Zlochevsky returned to Ukraine in February 2018 after investigations into his Burisma Holdings had been completed in December 2017 with no charges filed against him.

On 18 April 2018, an alleged recording of part of a conversation between President of Ukraine Petro Poroshenko and fugitive Ukrainian lawmaker Oleksandr Onyshchenko was released by Onyshchenko which implicated Zlochevsky in graft.

On 15 June 2018, after the Solomyansky District Court in Kyiv had annulled the ruling of the Specialized Anti-Corruption Prosecutor's Office (SAP) to close a criminal proceeding against him in 2017, Zlochevsky was accused of having illegally issued, while he was Ecology Minister in 2010–2012, oil and gas licenses to the companies that belonged to him.

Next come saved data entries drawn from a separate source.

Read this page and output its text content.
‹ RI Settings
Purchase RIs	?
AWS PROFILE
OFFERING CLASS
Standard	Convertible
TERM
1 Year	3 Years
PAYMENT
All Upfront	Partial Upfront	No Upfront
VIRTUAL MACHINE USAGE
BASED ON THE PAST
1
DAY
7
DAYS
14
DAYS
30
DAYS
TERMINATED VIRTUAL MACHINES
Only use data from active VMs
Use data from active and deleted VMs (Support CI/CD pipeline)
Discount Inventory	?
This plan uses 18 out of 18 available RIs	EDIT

According to Ukrainian authorities Zlochevsky is suspected of "theft of government funds on an especially large scale". Authorities said the criminal investigation on suspicion of embezzlement is currently on hold because Zlochevsky's whereabouts cannot presently be determined. As of 2019, Zlochevsky is reported to live in Monaco. According to an investigation by Al Jazeera he bought Cypriot citizenship somewhere between 2017 and 2019.

On 1 August 2023 the High Anti-Corruption Court of Ukraine convicted, after 2.5 years of trial, Zlochevsky to a fine of four thousand tax-free minimum incomes, equivalent to 68,000 Ukrainian Hryvnia's. This case was started in 2020 and was about the "record bribe" of $6 million given for closing a criminal case against Burisma he had offered to (then) SAP head Nazar Kholodnytskyi and the leadership of the National Anti-Corruption Bureau of Ukraine. The verdict was part of a plea agreement between Zlochevsky and SAP in which Zlochevsky admitted guilt.

==Personal life==
In 2019, Zlochevsky bought two apartments in Dubai for $11 million. In 2022, he transferred ownership of the apartments to his daughter Anna.

In 2023, Zlochevsky's daughters Anna and Karina bought real estate in Ukraine's capital Kyiv.